Soft Materials Are an Interdisciplinary Game-Changer
With applications in chemistry, engineering, physics and life sciences, soft materials are a transformative tool that spans research disciplines and industries.
Soft materials are squishable and moldable, and they often contain water. They have the ability to repair themselves, respond to stimuli and act as the building elements on which to grow coatings and other components. They can be used on foams, plastics, gels and more.
At NC State, research into soft material occurs in numerous colleges and departments. Here are some examples of the several projects our faculty have taken on.
Using Liquid Metal to Turn Motion into Electricity (Even Underwater)

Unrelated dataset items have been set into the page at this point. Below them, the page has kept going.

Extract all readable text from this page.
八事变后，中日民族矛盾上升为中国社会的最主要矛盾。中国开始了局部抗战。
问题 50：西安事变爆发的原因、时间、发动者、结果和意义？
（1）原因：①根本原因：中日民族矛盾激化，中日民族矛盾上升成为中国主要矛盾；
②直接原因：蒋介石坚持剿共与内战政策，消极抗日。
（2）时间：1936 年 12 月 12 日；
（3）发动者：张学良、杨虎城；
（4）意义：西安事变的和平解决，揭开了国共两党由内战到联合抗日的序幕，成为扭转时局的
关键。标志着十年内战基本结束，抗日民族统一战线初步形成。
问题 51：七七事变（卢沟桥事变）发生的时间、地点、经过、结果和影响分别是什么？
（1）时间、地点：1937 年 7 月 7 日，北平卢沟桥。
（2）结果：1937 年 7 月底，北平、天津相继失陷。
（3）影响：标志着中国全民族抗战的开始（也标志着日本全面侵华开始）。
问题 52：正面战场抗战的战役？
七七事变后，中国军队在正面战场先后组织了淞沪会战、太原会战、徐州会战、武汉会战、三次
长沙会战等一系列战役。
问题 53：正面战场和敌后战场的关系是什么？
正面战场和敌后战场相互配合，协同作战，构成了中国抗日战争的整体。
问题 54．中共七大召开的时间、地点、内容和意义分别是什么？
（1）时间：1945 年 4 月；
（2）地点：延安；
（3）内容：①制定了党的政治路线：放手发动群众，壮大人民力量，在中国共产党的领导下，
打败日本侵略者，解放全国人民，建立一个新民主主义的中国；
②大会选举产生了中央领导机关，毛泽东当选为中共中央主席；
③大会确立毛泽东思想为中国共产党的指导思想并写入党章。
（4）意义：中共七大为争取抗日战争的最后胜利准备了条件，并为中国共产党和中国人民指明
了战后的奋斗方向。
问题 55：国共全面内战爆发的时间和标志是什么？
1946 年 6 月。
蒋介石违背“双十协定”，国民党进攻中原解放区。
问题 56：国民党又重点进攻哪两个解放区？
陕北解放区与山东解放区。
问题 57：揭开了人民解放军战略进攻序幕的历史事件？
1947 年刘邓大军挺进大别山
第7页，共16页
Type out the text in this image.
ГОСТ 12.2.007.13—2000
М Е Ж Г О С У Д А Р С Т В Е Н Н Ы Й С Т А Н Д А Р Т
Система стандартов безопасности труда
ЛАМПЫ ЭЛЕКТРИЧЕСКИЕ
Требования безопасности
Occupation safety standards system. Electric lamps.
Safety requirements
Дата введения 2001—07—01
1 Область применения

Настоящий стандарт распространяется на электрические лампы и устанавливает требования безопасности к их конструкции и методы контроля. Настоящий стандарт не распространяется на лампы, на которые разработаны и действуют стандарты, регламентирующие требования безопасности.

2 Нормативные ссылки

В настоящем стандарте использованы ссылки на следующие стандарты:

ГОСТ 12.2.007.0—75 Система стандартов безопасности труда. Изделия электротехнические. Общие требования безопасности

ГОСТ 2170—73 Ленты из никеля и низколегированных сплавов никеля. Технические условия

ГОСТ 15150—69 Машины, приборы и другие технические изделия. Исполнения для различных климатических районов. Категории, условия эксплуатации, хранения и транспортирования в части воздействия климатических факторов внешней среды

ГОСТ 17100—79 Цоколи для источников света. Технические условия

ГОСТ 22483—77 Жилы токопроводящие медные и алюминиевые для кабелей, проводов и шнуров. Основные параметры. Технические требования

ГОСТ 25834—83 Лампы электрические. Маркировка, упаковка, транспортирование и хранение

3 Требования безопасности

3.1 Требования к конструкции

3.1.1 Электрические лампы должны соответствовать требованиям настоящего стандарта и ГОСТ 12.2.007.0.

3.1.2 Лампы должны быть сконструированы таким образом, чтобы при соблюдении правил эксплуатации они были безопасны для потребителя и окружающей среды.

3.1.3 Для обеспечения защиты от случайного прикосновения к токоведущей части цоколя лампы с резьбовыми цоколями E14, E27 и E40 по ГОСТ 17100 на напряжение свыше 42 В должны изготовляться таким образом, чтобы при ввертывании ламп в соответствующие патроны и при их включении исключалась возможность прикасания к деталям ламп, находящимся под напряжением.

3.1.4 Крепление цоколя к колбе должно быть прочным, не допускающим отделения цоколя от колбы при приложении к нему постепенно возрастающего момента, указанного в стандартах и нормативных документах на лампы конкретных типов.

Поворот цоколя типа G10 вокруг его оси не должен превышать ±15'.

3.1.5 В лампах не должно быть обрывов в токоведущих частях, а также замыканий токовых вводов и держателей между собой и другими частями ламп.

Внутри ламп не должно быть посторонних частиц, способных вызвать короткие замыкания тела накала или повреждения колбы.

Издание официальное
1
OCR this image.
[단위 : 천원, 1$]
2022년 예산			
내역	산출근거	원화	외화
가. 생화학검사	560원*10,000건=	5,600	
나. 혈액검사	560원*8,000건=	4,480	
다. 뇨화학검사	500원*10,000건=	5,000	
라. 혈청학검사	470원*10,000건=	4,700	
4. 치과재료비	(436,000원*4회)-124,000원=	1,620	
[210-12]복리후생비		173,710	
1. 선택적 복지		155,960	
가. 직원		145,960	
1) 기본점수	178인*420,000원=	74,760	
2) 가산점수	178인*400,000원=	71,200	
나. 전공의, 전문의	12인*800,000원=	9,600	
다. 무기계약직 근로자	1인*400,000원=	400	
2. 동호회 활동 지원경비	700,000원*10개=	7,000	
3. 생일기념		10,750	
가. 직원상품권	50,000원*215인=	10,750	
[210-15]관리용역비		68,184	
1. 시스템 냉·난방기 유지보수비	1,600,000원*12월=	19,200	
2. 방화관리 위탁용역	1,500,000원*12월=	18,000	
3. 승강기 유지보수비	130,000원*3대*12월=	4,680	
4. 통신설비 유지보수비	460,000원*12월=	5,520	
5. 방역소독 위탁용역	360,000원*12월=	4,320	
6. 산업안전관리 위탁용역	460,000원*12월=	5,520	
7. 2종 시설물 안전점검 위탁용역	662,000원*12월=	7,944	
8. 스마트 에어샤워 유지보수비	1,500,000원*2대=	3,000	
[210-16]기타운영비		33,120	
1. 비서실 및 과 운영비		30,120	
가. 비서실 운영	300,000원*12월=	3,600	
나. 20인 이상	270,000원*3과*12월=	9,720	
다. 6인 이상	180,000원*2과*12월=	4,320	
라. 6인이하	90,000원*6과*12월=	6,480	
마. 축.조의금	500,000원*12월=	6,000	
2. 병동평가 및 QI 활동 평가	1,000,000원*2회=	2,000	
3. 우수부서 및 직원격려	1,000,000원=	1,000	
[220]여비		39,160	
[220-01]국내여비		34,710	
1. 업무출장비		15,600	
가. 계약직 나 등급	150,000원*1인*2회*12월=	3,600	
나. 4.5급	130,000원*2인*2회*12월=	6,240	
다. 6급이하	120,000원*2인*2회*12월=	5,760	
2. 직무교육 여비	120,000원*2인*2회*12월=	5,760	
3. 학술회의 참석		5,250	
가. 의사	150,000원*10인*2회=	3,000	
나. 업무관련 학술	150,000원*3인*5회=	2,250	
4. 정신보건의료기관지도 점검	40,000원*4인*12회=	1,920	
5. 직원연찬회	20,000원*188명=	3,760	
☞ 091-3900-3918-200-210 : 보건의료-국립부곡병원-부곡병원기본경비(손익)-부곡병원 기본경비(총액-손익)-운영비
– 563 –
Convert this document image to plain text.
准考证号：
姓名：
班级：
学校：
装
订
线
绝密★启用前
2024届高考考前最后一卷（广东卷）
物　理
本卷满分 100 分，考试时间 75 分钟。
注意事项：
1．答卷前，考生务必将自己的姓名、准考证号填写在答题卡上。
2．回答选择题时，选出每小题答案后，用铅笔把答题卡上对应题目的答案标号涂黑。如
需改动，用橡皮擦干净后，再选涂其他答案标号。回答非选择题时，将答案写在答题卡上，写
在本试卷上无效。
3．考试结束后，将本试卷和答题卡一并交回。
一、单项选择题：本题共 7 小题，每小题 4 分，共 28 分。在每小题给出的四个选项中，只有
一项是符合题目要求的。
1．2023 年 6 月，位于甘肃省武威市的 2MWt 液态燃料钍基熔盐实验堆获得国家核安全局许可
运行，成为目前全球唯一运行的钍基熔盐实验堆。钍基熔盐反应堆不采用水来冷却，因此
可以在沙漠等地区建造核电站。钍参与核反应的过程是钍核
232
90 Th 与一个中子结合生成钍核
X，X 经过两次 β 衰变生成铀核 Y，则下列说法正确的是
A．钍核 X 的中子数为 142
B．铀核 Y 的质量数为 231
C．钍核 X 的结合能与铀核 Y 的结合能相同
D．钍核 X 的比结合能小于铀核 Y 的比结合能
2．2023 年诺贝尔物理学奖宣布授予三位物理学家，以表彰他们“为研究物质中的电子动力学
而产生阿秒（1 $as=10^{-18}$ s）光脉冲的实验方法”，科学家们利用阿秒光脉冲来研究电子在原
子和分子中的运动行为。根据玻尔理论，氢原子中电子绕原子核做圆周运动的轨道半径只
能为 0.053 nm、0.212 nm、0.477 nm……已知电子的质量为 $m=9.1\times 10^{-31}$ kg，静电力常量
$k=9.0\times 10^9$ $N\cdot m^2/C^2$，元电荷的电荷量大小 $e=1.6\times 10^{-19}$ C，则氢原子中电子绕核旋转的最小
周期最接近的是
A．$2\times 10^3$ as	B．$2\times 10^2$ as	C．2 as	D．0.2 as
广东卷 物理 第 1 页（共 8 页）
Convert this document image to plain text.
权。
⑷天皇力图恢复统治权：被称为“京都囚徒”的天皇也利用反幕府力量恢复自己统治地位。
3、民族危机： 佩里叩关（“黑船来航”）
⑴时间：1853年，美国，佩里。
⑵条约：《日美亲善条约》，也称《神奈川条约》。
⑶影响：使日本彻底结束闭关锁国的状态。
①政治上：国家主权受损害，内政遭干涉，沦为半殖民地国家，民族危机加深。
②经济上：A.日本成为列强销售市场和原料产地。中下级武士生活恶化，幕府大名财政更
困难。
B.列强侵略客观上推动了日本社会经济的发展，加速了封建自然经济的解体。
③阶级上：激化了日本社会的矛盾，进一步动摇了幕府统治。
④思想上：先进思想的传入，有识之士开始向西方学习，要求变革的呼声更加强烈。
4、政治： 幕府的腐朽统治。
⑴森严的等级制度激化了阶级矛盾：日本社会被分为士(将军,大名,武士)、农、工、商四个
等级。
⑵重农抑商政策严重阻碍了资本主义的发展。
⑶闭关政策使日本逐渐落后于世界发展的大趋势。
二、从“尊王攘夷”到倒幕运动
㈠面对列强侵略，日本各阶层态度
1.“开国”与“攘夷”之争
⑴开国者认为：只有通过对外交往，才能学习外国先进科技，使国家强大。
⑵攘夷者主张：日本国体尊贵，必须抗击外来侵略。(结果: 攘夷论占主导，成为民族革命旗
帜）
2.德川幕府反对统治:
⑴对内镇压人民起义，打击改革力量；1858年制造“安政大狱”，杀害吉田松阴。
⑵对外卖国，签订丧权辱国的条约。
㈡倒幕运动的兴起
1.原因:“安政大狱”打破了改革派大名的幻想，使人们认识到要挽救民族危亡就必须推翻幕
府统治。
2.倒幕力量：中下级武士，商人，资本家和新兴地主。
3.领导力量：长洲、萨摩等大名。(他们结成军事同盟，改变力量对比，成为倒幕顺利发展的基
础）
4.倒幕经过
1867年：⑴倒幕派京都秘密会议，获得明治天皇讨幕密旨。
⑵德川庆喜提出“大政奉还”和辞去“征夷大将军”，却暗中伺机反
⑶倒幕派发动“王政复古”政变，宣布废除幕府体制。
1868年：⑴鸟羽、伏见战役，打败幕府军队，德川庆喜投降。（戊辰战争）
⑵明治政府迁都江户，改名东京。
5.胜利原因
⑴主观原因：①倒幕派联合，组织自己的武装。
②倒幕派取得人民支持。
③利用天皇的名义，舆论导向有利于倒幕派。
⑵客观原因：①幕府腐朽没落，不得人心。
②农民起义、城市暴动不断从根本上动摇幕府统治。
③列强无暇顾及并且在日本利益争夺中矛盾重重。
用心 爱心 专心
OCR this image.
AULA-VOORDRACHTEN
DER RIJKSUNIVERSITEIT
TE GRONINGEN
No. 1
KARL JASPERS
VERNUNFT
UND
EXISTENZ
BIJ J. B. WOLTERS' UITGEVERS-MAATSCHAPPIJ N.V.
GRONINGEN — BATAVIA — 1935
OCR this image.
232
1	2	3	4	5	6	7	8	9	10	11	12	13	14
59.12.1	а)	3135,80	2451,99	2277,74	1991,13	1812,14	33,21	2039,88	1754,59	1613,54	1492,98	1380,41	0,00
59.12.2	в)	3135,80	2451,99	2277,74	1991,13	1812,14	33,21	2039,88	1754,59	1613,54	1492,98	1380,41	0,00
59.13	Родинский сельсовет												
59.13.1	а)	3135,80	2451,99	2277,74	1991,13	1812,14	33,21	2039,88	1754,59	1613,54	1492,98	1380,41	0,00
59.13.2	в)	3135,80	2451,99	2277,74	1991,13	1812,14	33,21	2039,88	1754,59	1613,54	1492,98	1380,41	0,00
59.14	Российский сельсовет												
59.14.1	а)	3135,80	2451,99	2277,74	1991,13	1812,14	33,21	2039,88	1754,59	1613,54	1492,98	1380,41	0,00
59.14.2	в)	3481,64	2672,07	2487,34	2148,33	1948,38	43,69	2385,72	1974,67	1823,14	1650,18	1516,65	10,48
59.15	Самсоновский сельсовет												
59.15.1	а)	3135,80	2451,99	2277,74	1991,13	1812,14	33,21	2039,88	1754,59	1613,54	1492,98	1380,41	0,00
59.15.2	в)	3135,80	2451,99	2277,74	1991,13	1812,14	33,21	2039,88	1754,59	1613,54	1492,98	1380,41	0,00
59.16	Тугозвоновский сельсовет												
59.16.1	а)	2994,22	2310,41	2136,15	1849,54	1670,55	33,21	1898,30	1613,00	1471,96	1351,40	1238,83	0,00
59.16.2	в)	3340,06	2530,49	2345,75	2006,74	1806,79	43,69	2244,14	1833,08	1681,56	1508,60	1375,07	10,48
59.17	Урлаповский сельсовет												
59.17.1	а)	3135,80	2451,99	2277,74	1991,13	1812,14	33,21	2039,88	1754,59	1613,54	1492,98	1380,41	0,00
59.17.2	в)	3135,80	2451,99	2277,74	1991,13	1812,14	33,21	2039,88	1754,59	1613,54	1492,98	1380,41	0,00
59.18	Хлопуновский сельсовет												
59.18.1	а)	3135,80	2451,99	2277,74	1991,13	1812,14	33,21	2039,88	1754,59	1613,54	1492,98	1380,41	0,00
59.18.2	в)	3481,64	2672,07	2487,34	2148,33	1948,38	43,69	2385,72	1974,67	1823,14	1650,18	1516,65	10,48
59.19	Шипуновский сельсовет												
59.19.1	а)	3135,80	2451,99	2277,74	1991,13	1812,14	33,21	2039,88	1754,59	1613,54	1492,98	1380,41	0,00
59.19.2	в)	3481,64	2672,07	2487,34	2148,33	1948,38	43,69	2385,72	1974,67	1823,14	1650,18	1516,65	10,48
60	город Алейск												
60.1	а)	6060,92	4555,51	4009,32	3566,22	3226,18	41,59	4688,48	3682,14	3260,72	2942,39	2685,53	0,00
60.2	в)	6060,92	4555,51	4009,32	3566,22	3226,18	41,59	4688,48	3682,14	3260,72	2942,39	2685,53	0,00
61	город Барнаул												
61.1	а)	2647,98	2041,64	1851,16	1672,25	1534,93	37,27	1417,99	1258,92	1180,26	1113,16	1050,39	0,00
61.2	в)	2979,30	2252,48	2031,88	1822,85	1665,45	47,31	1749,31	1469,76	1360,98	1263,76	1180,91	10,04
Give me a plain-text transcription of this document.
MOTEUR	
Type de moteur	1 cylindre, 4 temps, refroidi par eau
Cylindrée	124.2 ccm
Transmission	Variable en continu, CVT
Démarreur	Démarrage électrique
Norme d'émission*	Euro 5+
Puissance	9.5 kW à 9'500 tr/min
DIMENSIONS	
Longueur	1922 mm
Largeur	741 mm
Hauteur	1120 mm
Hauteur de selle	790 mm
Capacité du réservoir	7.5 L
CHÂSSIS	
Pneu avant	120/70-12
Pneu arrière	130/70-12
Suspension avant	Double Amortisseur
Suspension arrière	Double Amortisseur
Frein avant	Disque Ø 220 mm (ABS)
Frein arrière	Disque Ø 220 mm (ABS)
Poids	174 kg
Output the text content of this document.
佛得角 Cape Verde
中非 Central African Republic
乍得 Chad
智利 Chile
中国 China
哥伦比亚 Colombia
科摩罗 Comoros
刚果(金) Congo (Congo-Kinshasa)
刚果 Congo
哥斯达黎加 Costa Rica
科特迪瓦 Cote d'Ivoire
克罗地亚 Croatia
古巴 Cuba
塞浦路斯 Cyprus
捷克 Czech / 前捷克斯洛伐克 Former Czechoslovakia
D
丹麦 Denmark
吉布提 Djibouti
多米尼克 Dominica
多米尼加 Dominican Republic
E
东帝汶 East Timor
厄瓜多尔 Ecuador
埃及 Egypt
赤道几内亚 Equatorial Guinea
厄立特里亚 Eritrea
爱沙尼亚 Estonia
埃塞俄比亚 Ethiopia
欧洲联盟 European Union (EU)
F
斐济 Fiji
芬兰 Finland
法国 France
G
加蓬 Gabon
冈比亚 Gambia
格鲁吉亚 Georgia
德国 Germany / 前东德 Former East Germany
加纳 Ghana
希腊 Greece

A new soft, stretchable device converts movement into electricity and is able to work in wet environments. The heart of the energy harvester is a liquid metal alloy of gallium and indium. A hydrogel means the device could be used in biomedical settings, athletic wear and marine environments.
Combating Antibiotic Resistance by Preserving Biological Medicines
A soft material can preserve medicines capable of treating infections without the risk of antimicrobial resistance. NC State researchers developed new macromolecules that act as a glue around nanoparticle templates. This can stabilize therapeutic bacteriophages — viruses able to attack harmful bacteria in the body.
Turning Tree Residue Into Smart Hydrogels
Wood byproducts are turned into sensory hydrogels that can react to different stimuli, like temperature, pressure and moisture. Through advanced manufacturing methods, these hydrogels create smart materials that can be used in agriculture, health care and even veterinary medicine. Because they come from trees, the smart materials are biodegradable.
Accelerating Thermal Actuation for Soft Robotics
A new design for thermal actuators can create rapid movement in soft robotic devices. Actuators create motion by converting energy into work. Increased speed will benefit biomedical applications, prosthetic devices and high-end manufacturing.
Combining of Toughness and Stretchiness
New ionogels can dissipate a lot of energy when you deform them, making them very difficult to break. They’re also easy to make, easy to process and 3D-printable.